Que Dios te bendiga con la ira,
frente a la injusticia, la opresión y la explotación de la gente,
para que puedas trabajar por la justicia, la libertad y la paz.
Que Dios te bendiga con lágrimas,
para derramarlas por aquellos que sufren dolor,
rechazo, hambre y guerra,
para que seas capaz de extender tu mano, reconfortarlos
y convertir su dolor en alegría.
Y que Dios te bendiga con suficiente locura,
para creer que tu puedes hacer una diferencia en este mundo,
para que tu puedas hacer lo que otros proclaman que es imposible.

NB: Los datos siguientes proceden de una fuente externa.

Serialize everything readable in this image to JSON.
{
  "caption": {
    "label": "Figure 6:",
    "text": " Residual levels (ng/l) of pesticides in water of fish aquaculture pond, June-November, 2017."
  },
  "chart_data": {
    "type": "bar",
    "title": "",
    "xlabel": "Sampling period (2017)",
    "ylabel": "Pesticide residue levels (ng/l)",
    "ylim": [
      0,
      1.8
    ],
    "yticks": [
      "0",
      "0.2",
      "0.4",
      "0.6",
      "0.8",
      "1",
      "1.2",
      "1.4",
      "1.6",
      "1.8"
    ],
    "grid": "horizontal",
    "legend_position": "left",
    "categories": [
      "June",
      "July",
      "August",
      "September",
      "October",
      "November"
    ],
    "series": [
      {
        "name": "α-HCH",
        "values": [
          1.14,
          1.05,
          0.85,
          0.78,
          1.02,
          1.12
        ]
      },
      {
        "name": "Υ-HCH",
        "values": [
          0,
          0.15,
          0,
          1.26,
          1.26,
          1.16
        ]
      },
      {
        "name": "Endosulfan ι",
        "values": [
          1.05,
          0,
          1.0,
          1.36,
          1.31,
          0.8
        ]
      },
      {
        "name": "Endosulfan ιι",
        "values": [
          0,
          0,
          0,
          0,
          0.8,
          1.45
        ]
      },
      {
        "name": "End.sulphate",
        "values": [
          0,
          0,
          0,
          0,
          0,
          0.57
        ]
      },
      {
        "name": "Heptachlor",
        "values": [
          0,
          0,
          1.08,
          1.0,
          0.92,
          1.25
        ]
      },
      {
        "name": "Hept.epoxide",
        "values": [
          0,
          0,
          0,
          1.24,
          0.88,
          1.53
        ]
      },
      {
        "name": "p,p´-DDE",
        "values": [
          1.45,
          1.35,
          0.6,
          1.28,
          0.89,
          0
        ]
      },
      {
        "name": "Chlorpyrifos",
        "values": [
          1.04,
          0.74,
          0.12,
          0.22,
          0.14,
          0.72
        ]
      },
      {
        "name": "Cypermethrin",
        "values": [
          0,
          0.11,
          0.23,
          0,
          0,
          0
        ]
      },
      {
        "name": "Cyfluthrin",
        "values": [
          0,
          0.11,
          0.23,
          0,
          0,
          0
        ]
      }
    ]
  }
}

[1] La traducción de 2 Cor 5:21 en la Nueva
Versión Internacional, "Dios lo trató como pecador", queda corto del
sentido del texto griego, huper hêmôn hamartian epoiêsen; "por
nosotros lo hizo pecado".
[2] El primer capítulo del Libro III (3.1) es
completamente nuevo en la edición de 1559, como es también el lugar definitivo
asignado a la unión con Cristo en todo el tercer libro (Barth, Church
Dogmatics, IV/3: 552-3).
[3] Sin duda estas formulaciones pueden
prestarse para exageraciones o malos entendidos, pero captamos mejor su fuerza
y su profundo sentido, según Calvino mismo, si lo sobreformulamos.
[4] ) Sobre este pasaje, véase Stam, Profecía
bíblica y misión de la iglesia (Quito: CLAI, 2001), pp. 42-44.